アドベントの最後の週末に、Silent Music「Angel」展へ伺った。
Silent Musicは「心を澄ますと聞こえてくる音楽」をテーマに、ピアニスト久保田恵子さんが主宰する密やかなサロン。
隠れ家のような中庭から一歩立ち入ると、ふわりとViolaの香り。修道院で作られたアロマオイルの香りとピアノの音楽が流れる室内には、絵画やオブジェの形をした、たくさんの天使が舞い降りていた。
一瞬、言葉を失ってしまった。
なんて聖らかで、やすらかな場所だろう。
若き日本画家・足立絵美さんもいらしていて、いっしょに恵子さんのバッハを聴けたのもうれしかった。
ピアノのそばには古いハープやリュート。
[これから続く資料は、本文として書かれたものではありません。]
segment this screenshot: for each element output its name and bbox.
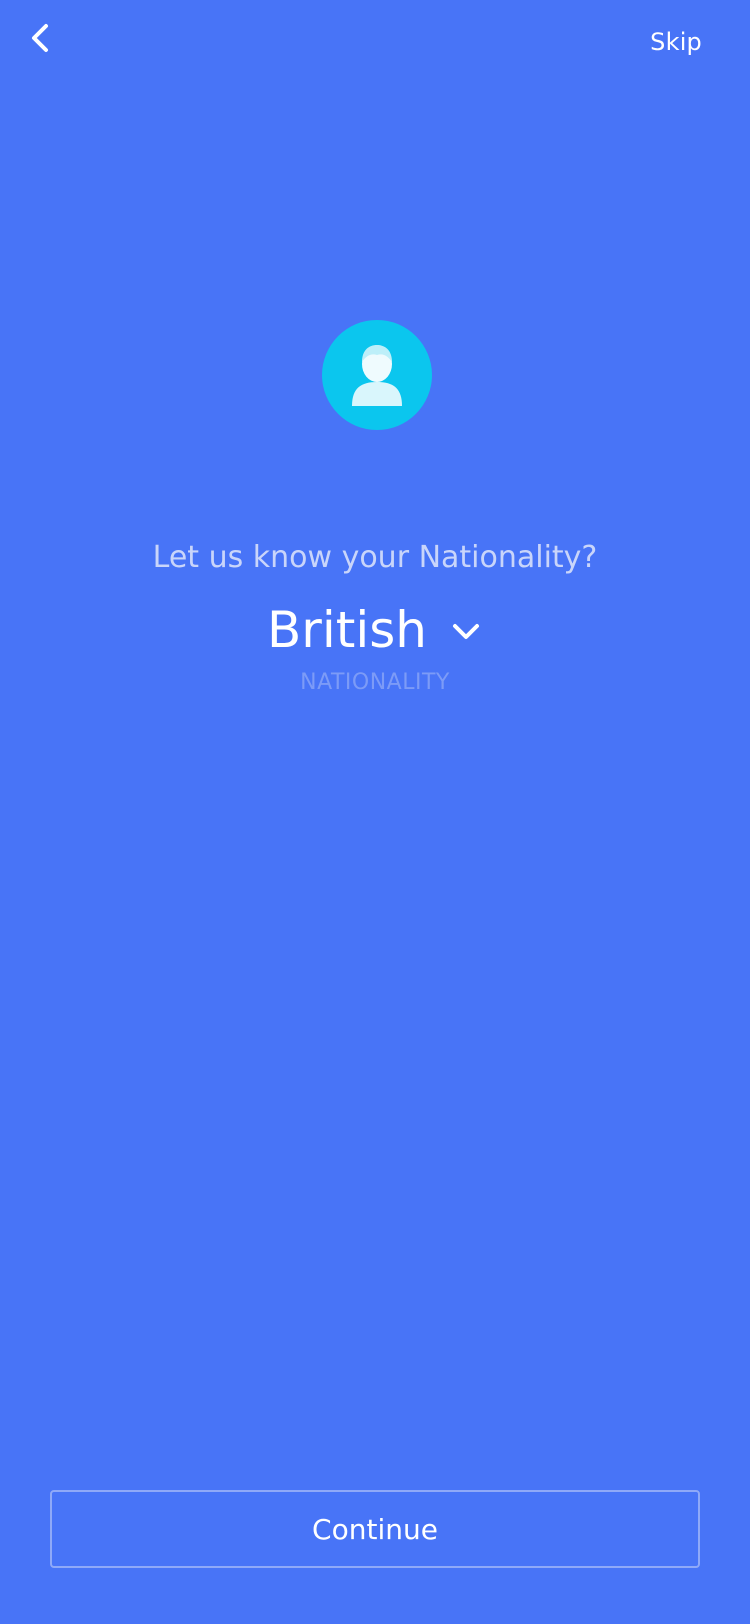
user-icon bbox=[352, 345, 402, 406]
continue-button[interactable]: Continue bbox=[50, 1490, 700, 1568]
chevron-down-icon bbox=[449, 615, 483, 649]
back-button[interactable] bbox=[18, 18, 66, 66]
chevron-left-icon bbox=[32, 24, 48, 52]
nationality-screen: Skip Let us know your Nationality? Briti… bbox=[0, 0, 750, 1624]
skip-button[interactable]: Skip bbox=[650, 28, 702, 56]
nationality-question: Let us know your Nationality? bbox=[152, 540, 598, 575]
nationality-value: British bbox=[267, 601, 427, 659]
nationality-field-label: NATIONALITY bbox=[300, 670, 450, 695]
avatar bbox=[322, 320, 432, 430]
nationality-dropdown[interactable]: British bbox=[0, 600, 750, 660]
奥のキャビネットには、ヴァイオリニストだった旦那さんの写真とともに、使い込まれた楽譜の束が眠っている。
人びとに愛される美しい音楽、そして音楽を愛する人びとの思い出がいまも生きる場所……まるで物語のようだった。
思い返しながら、胸がいっぱいになっている。
来客に気づいて出てきてくださった恵子さんの、少女のような声もすてきで、再会の喜びに満たされた。いれてくださったオレンジとベルガモットの紅茶も香り高く、なにからなにまで幸福な時間だった。
ノエルはご家族(星の王子さまのようなお孫さんも)とパリで祝われるという恵子さん。わたしの大いなる憧れ。
Silent Musicについてはきっとまた、折々にご紹介をしたい。